Architecture distribuée avec cohérence des caches. On voit que chaque ordinateur contient plusieurs processeurs reliés avec mémoire partagée. Mais les ordinateurs eux-même sont reliés par un réseau local, la cohérence des caches entre ordinateurs étant alors gérée par un répertoire.

Localisation du nœud maison[modifier | modifier le wikicode]

Localiser les copies valides d'une ligne peut être assez compliqué : soit celle-ci est en mémoire locale, soit celle-ci est dans le cache d'un autre processeur (en état modified). On peut classer la méthode de localisation de la ligne de cache en trois grands catégories :

  • Dans le cas hiérarchique, le répertoire est répartit dans un arbre.
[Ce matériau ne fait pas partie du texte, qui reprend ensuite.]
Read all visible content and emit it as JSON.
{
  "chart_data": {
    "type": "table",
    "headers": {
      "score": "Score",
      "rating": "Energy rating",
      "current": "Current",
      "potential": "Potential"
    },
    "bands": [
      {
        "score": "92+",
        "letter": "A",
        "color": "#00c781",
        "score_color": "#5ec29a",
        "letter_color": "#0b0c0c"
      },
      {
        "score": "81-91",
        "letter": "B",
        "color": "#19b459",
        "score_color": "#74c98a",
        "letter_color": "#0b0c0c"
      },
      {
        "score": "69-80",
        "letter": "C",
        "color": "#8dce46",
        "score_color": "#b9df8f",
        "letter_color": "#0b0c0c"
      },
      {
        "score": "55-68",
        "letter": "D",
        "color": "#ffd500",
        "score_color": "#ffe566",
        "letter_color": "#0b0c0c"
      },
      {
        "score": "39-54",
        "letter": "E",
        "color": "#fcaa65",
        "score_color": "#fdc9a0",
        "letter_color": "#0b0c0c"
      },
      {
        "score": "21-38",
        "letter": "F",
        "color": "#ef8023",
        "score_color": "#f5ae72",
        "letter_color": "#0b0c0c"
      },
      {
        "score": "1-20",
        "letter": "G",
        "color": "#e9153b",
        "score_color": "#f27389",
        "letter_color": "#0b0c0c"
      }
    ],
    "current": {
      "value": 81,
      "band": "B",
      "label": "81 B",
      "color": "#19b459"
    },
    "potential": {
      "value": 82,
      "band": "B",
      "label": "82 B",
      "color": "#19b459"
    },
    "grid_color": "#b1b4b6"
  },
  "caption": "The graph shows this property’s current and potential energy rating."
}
Chaque répertoire (nœud) indique quel sous-arbre il faut vérifier pour obtenir la donnée demandée. Avec cette méthode, le répertoire utilise peu de bits (de mémoire) pour mémoriser les informations nécessaires. Mais le nombre d'accès mémoire peut rapidement augmenter et dépasser celui obtenu avec les autres solutions.
  • Dans le cas centralisé, on a un répertoire unique pour tous les processeurs. A chaque cache miss, le répertoire est consulté pour localiser la copie valide, afin de la charger dans le cache. Dans ces conditions, le répertoire doit répondre aux demandes de tous les processeurs, et devient rapidement un goulot d'étranglement quand les cache miss sont nombreux. En contrepartie, le nombre d'accès réseau nécessaire pour localiser une donnée est minimal : il suffit d'un seul accès réseau.
  • Dans le cas plat, on a un répertoire pour chaque processeur. Le répertoire à interroger est celui lié à la mémoire locale qui contient une copie valide ou invalide de la donnée. Ce répertoire peut alors indiquer où se situe la copie valide de la donnée.
Cohérence des caches à répertoire hiérarchique.
Cohérence des caches avec un répertoire centralisé.
Cohérence des caches - Répertoire étalé.

Listes des copies valides[modifier | modifier le wikicode]
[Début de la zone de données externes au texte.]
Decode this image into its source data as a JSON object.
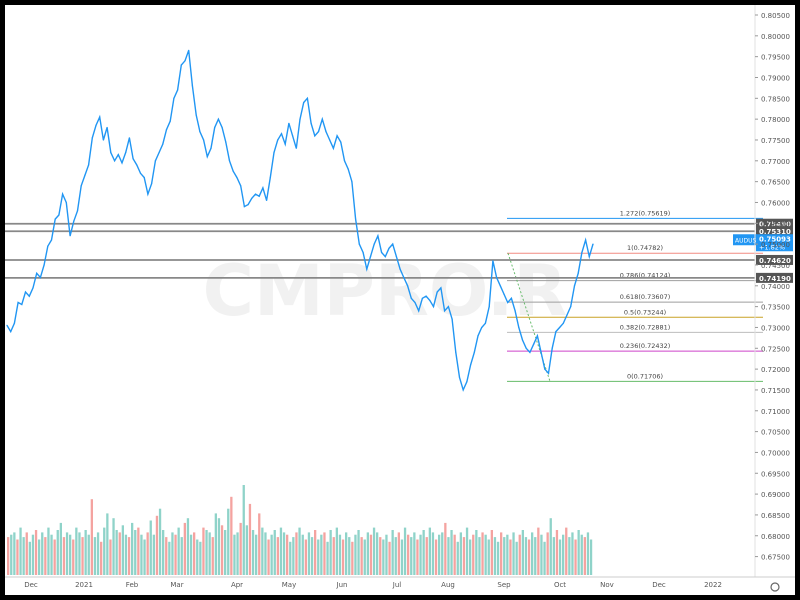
{
  "watermark": "CMPRO.R",
  "chart_data": {
    "type": "line",
    "symbol": "AUDUSD",
    "last_price": "0.75093",
    "change": "+1.82%",
    "ylim": [
      0.6725,
      0.805
    ],
    "y_ticks": [
      "0.80500",
      "0.80000",
      "0.79500",
      "0.79000",
      "0.78500",
      "0.78000",
      "0.77500",
      "0.77000",
      "0.76500",
      "0.76000",
      "0.75500",
      "0.75000",
      "0.74500",
      "0.74000",
      "0.73500",
      "0.73000",
      "0.72500",
      "0.72000",
      "0.71500",
      "0.71000",
      "0.70500",
      "0.70000",
      "0.69500",
      "0.69000",
      "0.68500",
      "0.68000",
      "0.67500"
    ],
    "x_ticks": [
      "Dec",
      "2021",
      "Feb",
      "Mar",
      "Apr",
      "May",
      "Jun",
      "Jul",
      "Aug",
      "Sep",
      "Oct",
      "Nov",
      "Dec",
      "2022"
    ],
    "horizontal_levels": [
      {
        "label": "0.75490",
        "value": 0.7549
      },
      {
        "label": "0.75310",
        "value": 0.7531
      },
      {
        "label": "0.74620",
        "value": 0.7462
      },
      {
        "label": "0.74190",
        "value": 0.7419
      }
    ],
    "fibonacci": [
      {
        "label": "1.272(0.75619)",
        "value": 0.75619,
        "color": "#2196f3"
      },
      {
        "label": "1(0.74782)",
        "value": 0.74782,
        "color": "#f28b82"
      },
      {
        "label": "0.786(0.74124)",
        "value": 0.74124,
        "color": "#9e9e9e"
      },
      {
        "label": "0.618(0.73607)",
        "value": 0.73607,
        "color": "#9e9e9e"
      },
      {
        "label": "0.5(0.73244)",
        "value": 0.73244,
        "color": "#c9a227"
      },
      {
        "label": "0.382(0.72881)",
        "value": 0.72881,
        "color": "#bdbdbd"
      },
      {
        "label": "0.236(0.72432)",
        "value": 0.72432,
        "color": "#ce43c9"
      },
      {
        "label": "0(0.71706)",
        "value": 0.71706,
        "color": "#66bb6a"
      }
    ],
    "series": [
      {
        "values": [
          0.7305,
          0.729,
          0.731,
          0.736,
          0.7355,
          0.7385,
          0.7375,
          0.7395,
          0.743,
          0.742,
          0.745,
          0.7495,
          0.751,
          0.756,
          0.757,
          0.762,
          0.76,
          0.752,
          0.7555,
          0.758,
          0.764,
          0.7665,
          0.769,
          0.7755,
          0.7785,
          0.7805,
          0.775,
          0.778,
          0.772,
          0.77,
          0.7715,
          0.7695,
          0.772,
          0.7755,
          0.7705,
          0.769,
          0.767,
          0.766,
          0.762,
          0.7645,
          0.77,
          0.772,
          0.774,
          0.7775,
          0.7795,
          0.785,
          0.787,
          0.793,
          0.794,
          0.7965,
          0.788,
          0.781,
          0.777,
          0.775,
          0.771,
          0.773,
          0.778,
          0.78,
          0.778,
          0.7745,
          0.77,
          0.7675,
          0.766,
          0.764,
          0.759,
          0.7595,
          0.761,
          0.762,
          0.7615,
          0.7635,
          0.7605,
          0.766,
          0.772,
          0.775,
          0.7765,
          0.774,
          0.779,
          0.776,
          0.773,
          0.78,
          0.784,
          0.785,
          0.779,
          0.776,
          0.777,
          0.78,
          0.777,
          0.775,
          0.773,
          0.776,
          0.7745,
          0.77,
          0.768,
          0.765,
          0.756,
          0.75,
          0.748,
          0.744,
          0.747,
          0.75,
          0.752,
          0.748,
          0.747,
          0.749,
          0.75,
          0.747,
          0.744,
          0.742,
          0.74,
          0.737,
          0.736,
          0.734,
          0.737,
          0.7375,
          0.7365,
          0.735,
          0.7385,
          0.7395,
          0.734,
          0.735,
          0.732,
          0.724,
          0.718,
          0.715,
          0.717,
          0.721,
          0.724,
          0.728,
          0.73,
          0.731,
          0.735,
          0.746,
          0.742,
          0.74,
          0.738,
          0.736,
          0.737,
          0.734,
          0.73,
          0.727,
          0.725,
          0.724,
          0.726,
          0.728,
          0.724,
          0.72,
          0.719,
          0.725,
          0.729,
          0.73,
          0.731,
          0.733,
          0.735,
          0.74,
          0.743,
          0.748,
          0.751,
          0.747,
          0.75
        ]
      }
    ],
    "volume": [
      16,
      17,
      18,
      15,
      20,
      16,
      18,
      14,
      17,
      19,
      15,
      18,
      16,
      20,
      17,
      15,
      19,
      22,
      16,
      18,
      17,
      15,
      20,
      18,
      16,
      19,
      17,
      32,
      16,
      18,
      14,
      20,
      26,
      15,
      24,
      19,
      18,
      21,
      17,
      16,
      22,
      19,
      20,
      17,
      15,
      18,
      23,
      17,
      25,
      28,
      19,
      16,
      14,
      18,
      17,
      20,
      16,
      22,
      24,
      17,
      18,
      15,
      14,
      20,
      19,
      18,
      16,
      26,
      24,
      21,
      19,
      28,
      33,
      17,
      18,
      22,
      38,
      21,
      30,
      19,
      17,
      26,
      20,
      18,
      15,
      17,
      19,
      16,
      20,
      18,
      17,
      14,
      16,
      18,
      20,
      17,
      15,
      18,
      16,
      19,
      15,
      17,
      18,
      14,
      19,
      16,
      20,
      17,
      15,
      18,
      16,
      14,
      17,
      19,
      16,
      15,
      18,
      17,
      20,
      18,
      16,
      15,
      17,
      14,
      19,
      16,
      18,
      15,
      20,
      17,
      16,
      18,
      15,
      17,
      19,
      16,
      20,
      18,
      15,
      17,
      18,
      22,
      16,
      19,
      17,
      14,
      18,
      16,
      20,
      15,
      17,
      19,
      16,
      18,
      17,
      15,
      19,
      16,
      14,
      18,
      16,
      17,
      15,
      18,
      14,
      17,
      19,
      16,
      15,
      18,
      16,
      20,
      17,
      14,
      18,
      24,
      16,
      19,
      15,
      17,
      20,
      16,
      18,
      15,
      19,
      17,
      16,
      18,
      15
    ]
  }
}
Avec les répertoires plats, le répertoire doit mémoriser la liste des processeurs qui contiennent la donnée invalide : il faut que ces processeurs soient prévenus qu'ils doivent invalider la ligne de cache. Dans le cas le plus simple, le répertoire est une mémoire RAM, dont chaque entrée (chaque byte) mémorise les informations pour une ligne de cache : on parle de répertoire basé sur une mémoire. Une autre solution consiste à utiliser des bits de présence : le énième bit de présence indique si le énième processeur a une copie de la donnée dans son cache. Une autre solution consiste à numéroter les processeurs et à mémoriser la liste des numéros des processeurs dans le répertoire.
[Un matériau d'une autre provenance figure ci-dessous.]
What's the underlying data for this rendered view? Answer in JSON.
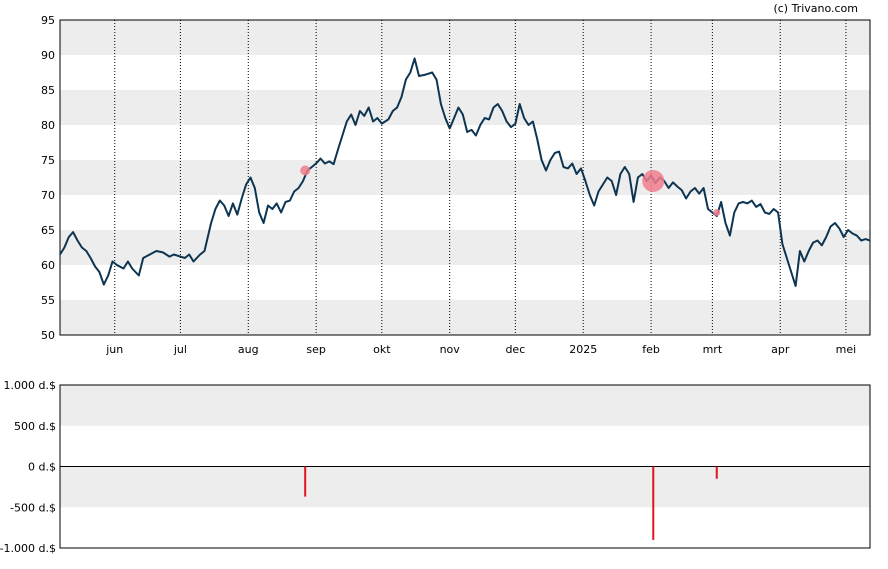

Toutes ces méthodes posent problème quand le nombre de processeur augmente trop. Ce problème peut être résolu en n'autorisant qu'un nombre maximal de copies d'une ligne de cache : soit un invalide automatiquement une copie quand ce nombre est dépassé, soit on interdit toute copie une fois ce maximum atteint. Une autre solution consiste à autoriser les copies en trop, mais toute invalidation de ces copies sera envoyée à tous les processeurs, même s'ils n'ont pas de copie de la donnée invalide.

Ces solutions sont cependant assez lourdes, et des alternatives existent. Ces alternatives consistent à mémoriser la liste des copies dans les caches eux-mêmes. Le répertoire n'identifie, pour chaque ligne de cache, qu'un seul processeur : plus précisément, il identifie la ligne de cache du processeur qui contient la copie. A l'intérieur d'une ligne de cache, la copie suivante (si elle existe) est indiquée dans les bits de contrôle. On parle de répertoires à base de caches.